I came across aerial imagery of a dirt strip in northern Idaho with a white "X" at one end of the runway, but no markings at the other. Does this mean the runway is only closed in one direction, or that it's fully closed and one of the markings is missing?

Google Maps image: https://www.google.com/maps/@46.0062134,-114.8435236,590m/data=!3m1!1e3!5m1!1e1

  • $\begingroup$ There is a good example here of a small private paved strip marked with an X at 33 15 39 N 117 05 33 W. $\endgroup$
    – optimax
    Dec 11, 2022 at 19:33

2 Answers 2


I think the X does mean that it is closed in that one direction. If you look at the 3D view you will see that there is a mountain off the approach end of the X runway making landing on that runway virtually impossible. If you were to depart on the other non-X runway you would have to turn relatively quickly to avoid hitting the mountain.

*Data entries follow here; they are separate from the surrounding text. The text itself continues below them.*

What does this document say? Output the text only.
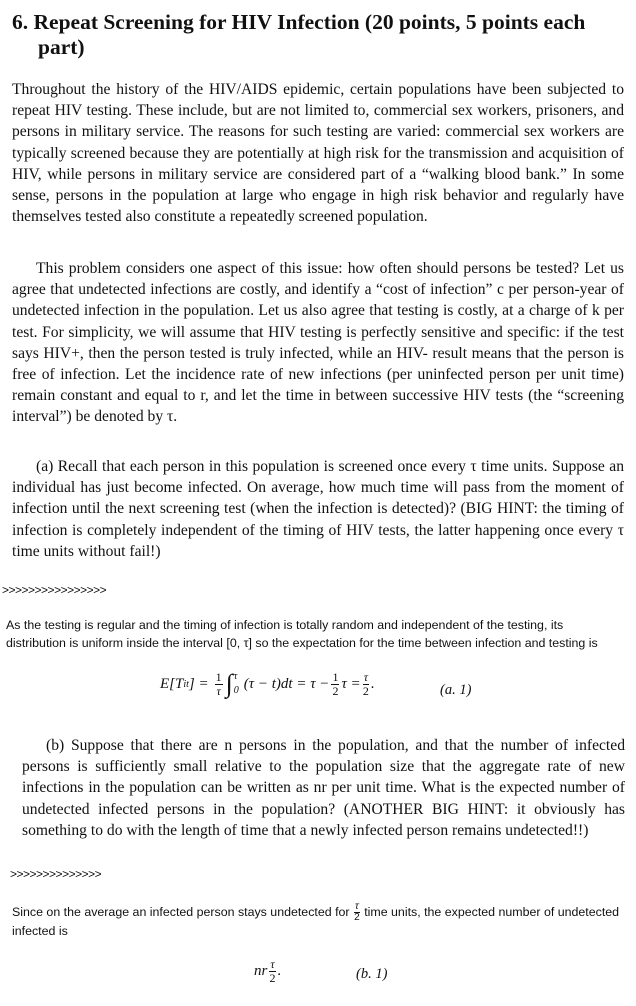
6. Repeat Screening for HIV Infection (20 points, 5 points each part)

Throughout the history of the HIV/AIDS epidemic, certain populations have been subjected to repeat HIV testing. These include, but are not limited to, commercial sex workers, prisoners, and persons in military service. The reasons for such testing are varied: commercial sex workers are typically screened because they are potentially at high risk for the transmission and acquisition of HIV, while persons in military service are considered part of a “walking blood bank.” In some sense, persons in the population at large who engage in high risk behavior and regularly have themselves tested also constitute a repeatedly screened population.

This problem considers one aspect of this issue: how often should persons be tested? Let us agree that undetected infections are costly, and identify a “cost of infection” c per person-year of undetected infection in the population. Let us also agree that testing is costly, at a charge of k per test. For simplicity, we will assume that HIV testing is perfectly sensitive and specific: if the test says HIV+, then the person tested is truly infected, while an HIV- result means that the person is free of infection. Let the incidence rate of new infections (per uninfected person per unit time) remain constant and equal to r, and let the time in between successive HIV tests (the “screening interval”) be denoted by τ.

(a) Recall that each person in this population is screened once every τ time units. Suppose an individual has just become infected. On average, how much time will pass from the moment of infection until the next screening test (when the infection is detected)? (BIG HINT: the timing of infection is completely independent of the timing of HIV tests, the latter happening once every τ time units without fail!)

>>>>>>>>>>>>>>>>

As the testing is regular and the timing of infection is totally random and independent of the testing, its distribution is uniform inside the interval [0, τ] so the expectation for the time between infection and testing is

E[T it ] = $\frac{1}{\tau}$ ∫ τ
0 $(\tau - t)dt = \tau - \frac{1}{2}$ $\tau = \frac{\tau}{2}$ .	(a. 1)

(b) Suppose that there are n persons in the population, and that the number of infected persons is sufficiently small relative to the population size that the aggregate rate of new infections in the population can be written as nr per unit time. What is the expected number of undetected infected persons in the population? (ANOTHER BIG HINT: it obviously has something to do with the length of time that a newly infected person remains undetected!!)

>>>>>>>>>>>>>>

Since on the average an infected person stays undetected for $\frac{\tau}{2}$ time units, the expected number of undetected infected is

nr $\frac{\tau}{2}$ .	(b. 1)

  • $\begingroup$ Since it's not a paved runway, the usual runway identifier numbers (i.e. 10-28, etc) aren't requited, but the "X" warns off anybody who might attempt an approach to the south on that runway. Good find on the cliff just north of the "X". $\endgroup$
    – Ralph J
    Jun 5, 2019 at 0:41
  • $\begingroup$ It's uncharted on the sectional, closest is 2U5. $\endgroup$
    – user14897
    Jun 5, 2019 at 5:04
  • $\begingroup$ Also worth mentioning that this also applies to taxiways and other places aircraft used to go but should now keep away from. $\endgroup$ Jun 5, 2019 at 22:07

The X closes that approach end. The other end of the runway is considered usable. Also, it may be nonstandard, but I have seen X used with a new threshold for a temporary displaced threshold.